关 键 词:卵巢肿瘤  肿瘤蛋白质类  转染
修稿时间:2006-12-28

Inhibitory effect of breast cancer metastasis suppressor l gene on metastasis of human ovarian cancer cell in vitro and in vivo
Jiang J,Xia M,Feng JB,Kong BH.Inhibitory effect of breast cancer metastasis suppressor l gene on metastasis of human ovarian cancer cell in vitro and in vivo[J].Chinese Journal of Obstetrics and Gynecology,2007,42(6):398-402.

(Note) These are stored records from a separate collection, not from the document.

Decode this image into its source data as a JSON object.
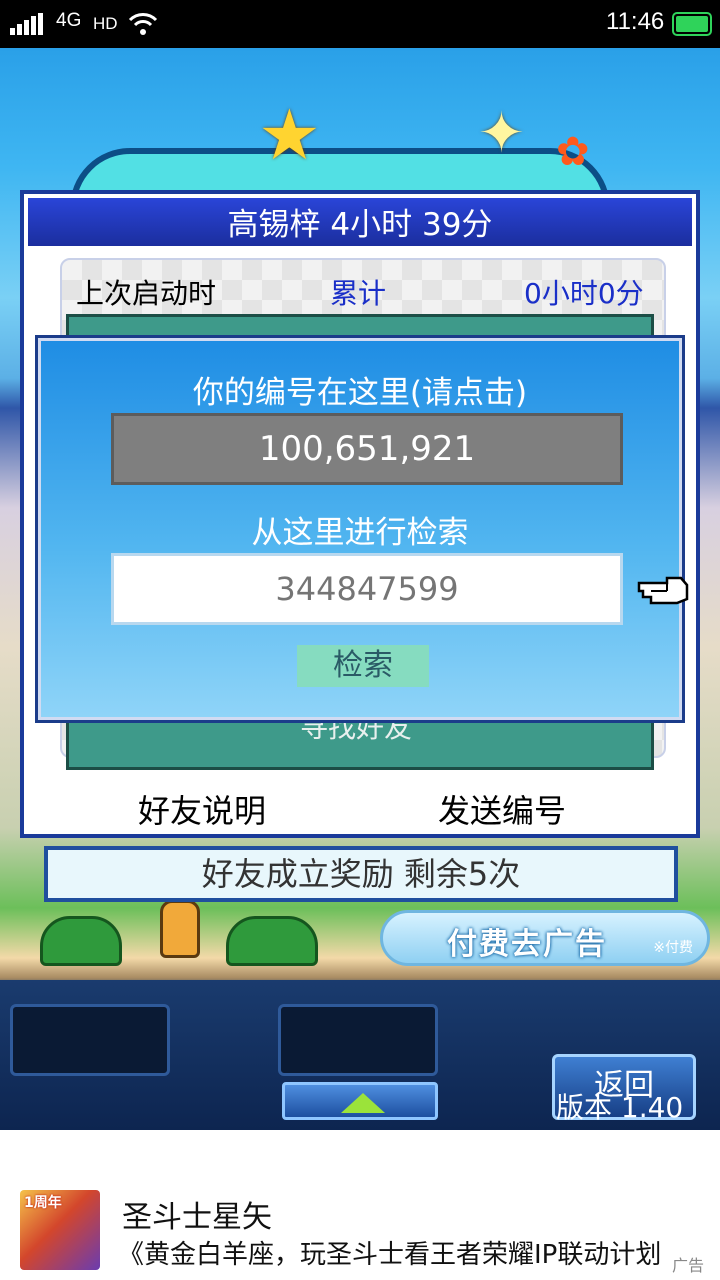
{
  "status_bar": {
    "network": "4G",
    "hd": "HD",
    "time": "11:46",
    "battery_color": "#2fd35a"
  },
  "friends_dialog": {
    "title": "高锡梓  4小时 39分",
    "stats": {
      "last_launch_label": "上次启动时",
      "total_label": "累计",
      "total_value": "0小时0分"
    },
    "hidden_button": "寻找好友",
    "help_button": "好友说明",
    "send_id_button": "发送编号"
  },
  "search_overlay": {
    "id_heading": "你的编号在这里(请点击)",
    "my_id": "100,651,921",
    "search_heading": "从这里进行检索",
    "search_placeholder": "344847599",
    "search_button": "检索"
  },
  "reward_bar": "好友成立奖励  剩余5次",
  "ad_banner": {
    "text": "付费去广告",
    "sub": "※付费"
  },
  "bottom_panel": {
    "back_button": "返回",
    "version": "版本 1.40"
  },
  "ad": {
    "thumb_text": "1周年",
    "title": "圣斗士星矢",
    "description": "《黄金白羊座，玩圣斗士看王者荣耀IP联动计划",
    "tag": "广告"
  },
  "icons": [
    "signal-icon",
    "wifi-icon",
    "battery-icon",
    "star-icon",
    "flower-icon",
    "pointing-hand-icon",
    "up-arrow-icon"
  ]
}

Authors:Jiang Jie  Xia Min  Feng Jin-Bo  Kong Bei-Hua
Institution:Department of Obstetrics and Gynecology, Qilu Hospital of Shandong University, Jinan 250012, China
Abstract:OBJECTIVE: To study the inhibition effects of breast cancer metastasis suppressor l (BRMS1) gene on metastasis of human ovarian cancer cell in vivo and in vitro. METHODS: BRMS1 gene was transfected into human ovarian cancer cell line A2780 by liposome transfection method. The cells were divided into 3 groups: transfected group with pcDNA3-BRMS1, negative control group with empty plasmid pcDNA3, blank control group without any transfection. Proliferation, apoptosis, growth rate, capability of colony formation, gap junctional intercellular communication (GJIC), capability of adhesion, changes of surface and internal structures of cells were observed in vitro. The cells were injected into athymic mice to establish animal tumor models, and inhibition of the tumorigenicity and metastasis were observed in vivo. RESULTS: BRMS1 gene was transfected into A2780 cell line successfully. There were no significant differences in the growth rate among transfected group, negative control group and blank control group (P > 0.05). The amounts of cell clones per well were 40 +/- 4 in transfected group, 42 +/- 7 in blank control group and 39 +/- 4 in negative control group (P > 0.05 between each two groups). The ratios of S vs G(2)/M and G(0)/G(1) were not significantly different in three groups (P > 0.05). The ultramicrostructure of cells detected by electron microscope showed that GJIC function in transfected group was higher than that in the other two groups. While in migration assay, the numbers of cells in lower chamber passing through the membrane in transfected group, blank control group and negative control group were 112 +/- 23, 306 +/- 49 and 322 +/- 91, respectively; with significant differences among 3 groups (P < 0.01). CONCLUSION: BRMS1 gene could suppress metastasis of ovarian cancer in vitro and in vivo.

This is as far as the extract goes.